Ctn tyrosine phosphorylation is compromised in fer^DR/DR fibroblasts. MEF were allowed to adhere to Fn-coated surfaces and fixed after 30 min. Cells were stained with antibodies against total Ctn (red) and Fer (green) and with phosphospecific antibodies against pY421 or pY466 of Ctn (green) or against pY418 of Src (green), as indicated. (A to D) Ctn staining was observed at the cell periphery and in the perinuclear region in both wt (A and C) and fer^DR/DR (B and D) MEF. Consistent with the biochemical adhesion data in Fig. 5, phosphorylation at residues Y421 and Y466 of Ctn was detected in wt fibroblasts (A and C) but was undetectable or only faintly visible in fer^DR/DR fibroblasts (B and D). (E and F) Phosphorylation of residue Y418 of Src, Yes, and Fyn was observed in peripheral regions of both wt and fer^DR/DR MEF. (G and H) Cytoplasmic staining of Fer was observed in both wt and fer^DR/DR MEF. Localization of Fer in the periphery and its colocalization with Ctn in these regions were more predominant in wt MEF.

FIG. 9.

fer^DR/DR MEF have defects in migration in vitro. (A and B) Migration assays of wt, fer^DR/DR, and fer^DR/DR MEF rescued by lentiviral-mediated expression of Fer-DsRed (A; Rescue) or retroviral-mediated expression of Fer-Myc (B; Rescue). (A) Detailed kinetic profiles of scrape-wound areas (expressed as percentages of the initial wound area ± SD) for wt, fer^DR/DR, and fer-Rescue MEF over 18 h. Initial wound areas, expressed as means ± SD, were 161,447 ± 20,659 μm² for wt MEF, 176,044 ± 16,763 μm² for fer^DR/DR MEF, and 154,958 ± 9,317 μm² for fer-Rescue MEF. Kinetic migration profiles of fer^DR/DR MEF show a severe delay in wound closure which is partially rescued by expression of Fer-DsRed (*, P = 0.0001). (B) Relative migration in transwell assays of wt MEF, fer^DR/DR MEF, and fer^DR/DR MEF rescued by retroviral-mediated expression of epitope-tagged Myc-Fer. fer^DR/DR MEF exhibited impaired migration in transwell assays which was rescued by retroviral transduction of a Fer-Myc fusion protein (*, P = 0.0019; **, P = 0.0036). The y axis represents the average number of migrated cells per insert acquired from four ×20 fields of view. Three transwell inserts were used per cell type, per experiment.

FIG. 10.

Model of Fer involvement in integrin-induced Ctn phosphorylation.
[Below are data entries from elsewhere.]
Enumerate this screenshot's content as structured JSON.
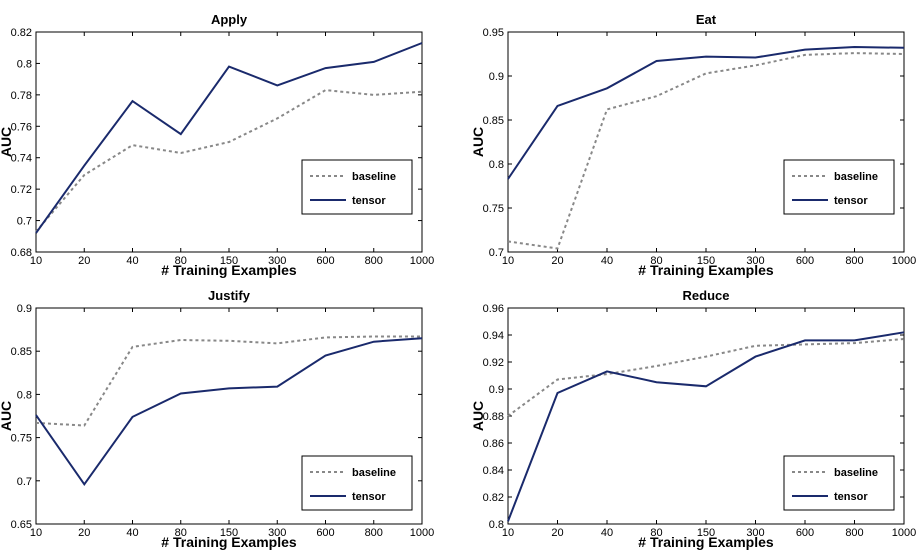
{
  "chart_data": [
    {
      "type": "line",
      "title": "Apply",
      "xlabel": "# Training Examples",
      "ylabel": "AUC",
      "categories": [
        "10",
        "20",
        "40",
        "80",
        "150",
        "300",
        "600",
        "800",
        "1000"
      ],
      "yticks": [
        "0.68",
        "0.7",
        "0.72",
        "0.74",
        "0.76",
        "0.78",
        "0.8",
        "0.82"
      ],
      "ylim": [
        0.68,
        0.82
      ],
      "legend_position": "right",
      "series": [
        {
          "name": "baseline",
          "style": "dotted",
          "color": "#888888",
          "values": [
            0.693,
            0.729,
            0.748,
            0.743,
            0.75,
            0.765,
            0.783,
            0.78,
            0.782
          ]
        },
        {
          "name": "tensor",
          "style": "solid",
          "color": "#1a2a6c",
          "values": [
            0.692,
            0.735,
            0.776,
            0.755,
            0.798,
            0.786,
            0.797,
            0.801,
            0.813
          ]
        }
      ]
    },
    {
      "type": "line",
      "title": "Eat",
      "xlabel": "# Training Examples",
      "ylabel": "AUC",
      "categories": [
        "10",
        "20",
        "40",
        "80",
        "150",
        "300",
        "600",
        "800",
        "1000"
      ],
      "yticks": [
        "0.7",
        "0.75",
        "0.8",
        "0.85",
        "0.9",
        "0.95"
      ],
      "ylim": [
        0.7,
        0.95
      ],
      "legend_position": "right",
      "series": [
        {
          "name": "baseline",
          "style": "dotted",
          "color": "#888888",
          "values": [
            0.712,
            0.704,
            0.862,
            0.877,
            0.903,
            0.912,
            0.924,
            0.926,
            0.925
          ]
        },
        {
          "name": "tensor",
          "style": "solid",
          "color": "#1a2a6c",
          "values": [
            0.783,
            0.866,
            0.886,
            0.917,
            0.922,
            0.921,
            0.93,
            0.933,
            0.932
          ]
        }
      ]
    },
    {
      "type": "line",
      "title": "Justify",
      "xlabel": "# Training Examples",
      "ylabel": "AUC",
      "categories": [
        "10",
        "20",
        "40",
        "80",
        "150",
        "300",
        "600",
        "800",
        "1000"
      ],
      "yticks": [
        "0.65",
        "0.7",
        "0.75",
        "0.8",
        "0.85",
        "0.9"
      ],
      "ylim": [
        0.65,
        0.9
      ],
      "legend_position": "lower-right",
      "series": [
        {
          "name": "baseline",
          "style": "dotted",
          "color": "#888888",
          "values": [
            0.767,
            0.764,
            0.855,
            0.863,
            0.862,
            0.859,
            0.866,
            0.867,
            0.867
          ]
        },
        {
          "name": "tensor",
          "style": "solid",
          "color": "#1a2a6c",
          "values": [
            0.776,
            0.696,
            0.774,
            0.801,
            0.807,
            0.809,
            0.845,
            0.861,
            0.865
          ]
        }
      ]
    },
    {
      "type": "line",
      "title": "Reduce",
      "xlabel": "# Training Examples",
      "ylabel": "AUC",
      "categories": [
        "10",
        "20",
        "40",
        "80",
        "150",
        "300",
        "600",
        "800",
        "1000"
      ],
      "yticks": [
        "0.8",
        "0.82",
        "0.84",
        "0.86",
        "0.88",
        "0.9",
        "0.92",
        "0.94",
        "0.96"
      ],
      "ylim": [
        0.8,
        0.96
      ],
      "legend_position": "lower-right",
      "series": [
        {
          "name": "baseline",
          "style": "dotted",
          "color": "#888888",
          "values": [
            0.88,
            0.907,
            0.911,
            0.917,
            0.924,
            0.932,
            0.933,
            0.934,
            0.937
          ]
        },
        {
          "name": "tensor",
          "style": "solid",
          "color": "#1a2a6c",
          "values": [
            0.802,
            0.897,
            0.913,
            0.905,
            0.902,
            0.924,
            0.936,
            0.936,
            0.942
          ]
        }
      ]
    }
  ]
}
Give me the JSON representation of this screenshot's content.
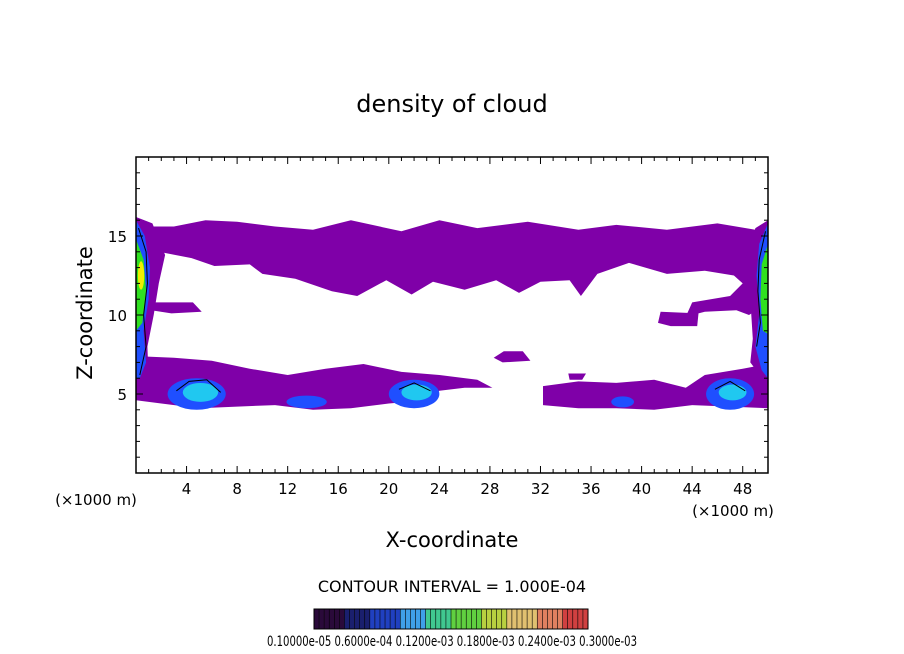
{
  "chart_data": {
    "type": "heatmap",
    "title": "density of cloud",
    "xlabel": "X-coordinate",
    "ylabel": "Z-coordinate",
    "x_unit": "(×1000 m)",
    "y_unit": "(×1000 m)",
    "xlim": [
      0,
      50
    ],
    "ylim": [
      0,
      20
    ],
    "x_ticks": [
      4,
      8,
      12,
      16,
      20,
      24,
      28,
      32,
      36,
      40,
      44,
      48
    ],
    "y_ticks": [
      5,
      10,
      15
    ],
    "contour_interval_label": "CONTOUR INTERVAL = 1.000E-04",
    "colorbar_labels": "0.10000e-05 0.6000e-04 0.1200e-03 0.1800e-03 0.2400e-03 0.3000e-03",
    "colors": {
      "thin_cloud": "#7f00a8",
      "blue": "#1f4fff",
      "cyan": "#20c8f0",
      "green": "#30e020",
      "yellow": "#f0f000",
      "colorbar": [
        "#2a0a3a",
        "#1a1f6e",
        "#2040c0",
        "#3fa0e8",
        "#40c890",
        "#60d040",
        "#b8d040",
        "#e0c070",
        "#e08060",
        "#d04040"
      ]
    },
    "regions": [
      {
        "level": "thin",
        "x": [
          0,
          50
        ],
        "z": [
          14.5,
          16
        ],
        "note": "upper cloud layer top band"
      },
      {
        "level": "thin",
        "x": [
          9.5,
          50
        ],
        "z": [
          11,
          14.5
        ],
        "note": "upper cloud layer body"
      },
      {
        "level": "thin",
        "x": [
          0,
          50
        ],
        "z": [
          4,
          7.5
        ],
        "note": "lower cloud layer"
      },
      {
        "level": "high",
        "x": [
          0,
          1.5
        ],
        "z": [
          5,
          16
        ],
        "note": "left boundary core"
      },
      {
        "level": "high",
        "x": [
          48.5,
          50
        ],
        "z": [
          5,
          16
        ],
        "note": "right boundary core"
      },
      {
        "level": "mid",
        "x": [
          2.5,
          7.5
        ],
        "z": [
          4,
          6
        ],
        "note": "cell near x=5"
      },
      {
        "level": "mid",
        "x": [
          20,
          24
        ],
        "z": [
          4,
          6
        ],
        "note": "cell near x=22"
      },
      {
        "level": "mid",
        "x": [
          45,
          49
        ],
        "z": [
          4,
          6
        ],
        "note": "cell near x=47"
      }
    ]
  }
}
Ligand engagement of integrins leads to activation of NADPH oxidase and production of ROS, which in turn leads to inhibition of PTP. PTP inhibition is involved in the inactivation of SFKs at the plasma membrane and plays a complex role in SYF regulation, including both stimulatory and inhibitory dephosphorylation at Y519 and Y418, respectively (51). LMW-PTP inhibits Fak (9), and we propose that PTP may also be involved in the inhibition of Fer. Collectively, integrin-induced ROS production correlates with Fer, Fak, and SYF activation, and subsequent phosphorylation of Ctn, which in turn contributes to the regulation of cell migration. This model predicts that Fer can act both independently of SFK and Fak and downstream from them during oxidative signaling from integrins to Ctn. It emphasizes a novel ROS-Fer-Ctn signaling arm involved in the regulation of cell migration downstream of integrin signaling pathways.